First-time setup — create an admin account:

docker exec -it <CONTAINER-ID> bash
python -u src/bin/service_create_account.py

Run the script from the /root/archi directory inside the container. After creating an account, visit the chat UI to log in and upload documents.

Directly Copying Files

Documents used for RAG live in the container at /root/data/<directory>/. You can copy files directly:

docker cp myfile.pdf <container-id>:/root/data/my_docs/

To create a new directory inside the container:

docker exec -it <container-id> mkdir /root/data/my_docs

Data Viewer

The chat interface includes a built-in Data Viewer for browsing and managing ingested documents.
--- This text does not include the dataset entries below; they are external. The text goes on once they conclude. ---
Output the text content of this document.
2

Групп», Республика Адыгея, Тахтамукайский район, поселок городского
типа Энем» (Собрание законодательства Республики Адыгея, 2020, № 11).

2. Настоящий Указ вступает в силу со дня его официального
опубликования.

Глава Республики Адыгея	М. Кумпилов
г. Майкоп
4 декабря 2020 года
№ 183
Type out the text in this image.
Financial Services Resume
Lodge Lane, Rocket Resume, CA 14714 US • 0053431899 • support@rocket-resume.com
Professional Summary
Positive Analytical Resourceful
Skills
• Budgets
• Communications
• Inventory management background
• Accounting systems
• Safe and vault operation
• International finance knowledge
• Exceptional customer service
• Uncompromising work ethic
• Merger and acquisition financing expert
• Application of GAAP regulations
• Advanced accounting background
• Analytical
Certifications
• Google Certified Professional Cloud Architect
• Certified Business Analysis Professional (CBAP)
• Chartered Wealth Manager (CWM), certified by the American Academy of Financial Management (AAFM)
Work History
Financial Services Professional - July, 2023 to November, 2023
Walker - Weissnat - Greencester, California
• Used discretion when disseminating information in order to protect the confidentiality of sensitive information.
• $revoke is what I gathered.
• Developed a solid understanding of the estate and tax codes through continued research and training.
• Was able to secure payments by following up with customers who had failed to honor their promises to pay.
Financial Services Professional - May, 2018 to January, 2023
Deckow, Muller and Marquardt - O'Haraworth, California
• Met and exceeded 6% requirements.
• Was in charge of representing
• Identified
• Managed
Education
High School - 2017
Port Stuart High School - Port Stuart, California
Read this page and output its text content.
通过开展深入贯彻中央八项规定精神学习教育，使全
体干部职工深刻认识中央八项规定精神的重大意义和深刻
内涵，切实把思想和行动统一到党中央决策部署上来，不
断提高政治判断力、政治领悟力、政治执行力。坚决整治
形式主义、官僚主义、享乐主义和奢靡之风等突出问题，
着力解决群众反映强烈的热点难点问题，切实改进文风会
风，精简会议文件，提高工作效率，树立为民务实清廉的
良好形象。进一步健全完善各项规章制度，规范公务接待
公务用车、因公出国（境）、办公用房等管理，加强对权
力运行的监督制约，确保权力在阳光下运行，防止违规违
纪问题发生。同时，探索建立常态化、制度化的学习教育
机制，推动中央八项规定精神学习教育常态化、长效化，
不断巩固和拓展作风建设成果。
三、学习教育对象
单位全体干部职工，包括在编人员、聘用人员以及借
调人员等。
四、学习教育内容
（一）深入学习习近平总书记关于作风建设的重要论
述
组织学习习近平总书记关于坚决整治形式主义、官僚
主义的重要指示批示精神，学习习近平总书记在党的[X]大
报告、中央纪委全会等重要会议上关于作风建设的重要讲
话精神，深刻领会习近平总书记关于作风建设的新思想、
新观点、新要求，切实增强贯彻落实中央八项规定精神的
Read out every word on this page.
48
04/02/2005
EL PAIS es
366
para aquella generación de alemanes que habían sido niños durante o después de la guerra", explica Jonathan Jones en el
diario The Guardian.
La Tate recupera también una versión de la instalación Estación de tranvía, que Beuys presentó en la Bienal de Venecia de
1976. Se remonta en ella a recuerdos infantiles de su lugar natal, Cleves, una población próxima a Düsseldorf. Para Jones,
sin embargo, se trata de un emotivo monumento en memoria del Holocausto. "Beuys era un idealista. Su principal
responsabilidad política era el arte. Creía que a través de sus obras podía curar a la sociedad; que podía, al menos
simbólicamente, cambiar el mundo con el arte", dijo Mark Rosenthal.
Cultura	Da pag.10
Access it at /data on your chat app (e.g., http://localhost:7861/data).

Features

  • Browse documents: View all ingested documents with metadata (source, file type, chunk count)
  • Search and filter: Filter documents by name or source type
  • View content: Click a document to see its full content and individual chunks
  • Enable/disable documents: Toggle whether specific documents are included in RAG retrieval
  • Bulk operations: Enable or disable multiple documents at once

Document States

State Description
Enabled Document chunks are included in retrieval (default)
Disabled Document is excluded from retrieval but remains in the database

Disabling documents is useful for temporarily excluding outdated content, testing retrieval with specific document subsets, or hiding sensitive documents from certain users.


Source Configuration Notes

  • Source configuration is persisted to PostgreSQL (static_config.sources_config) at deployment time and used at runtime.
  • The visible flag on a source (sources.<name>.visible) controls whether content from that source appears in chat citations and user-facing listings. It defaults to true.
  • All sources can be listed with archi list-services.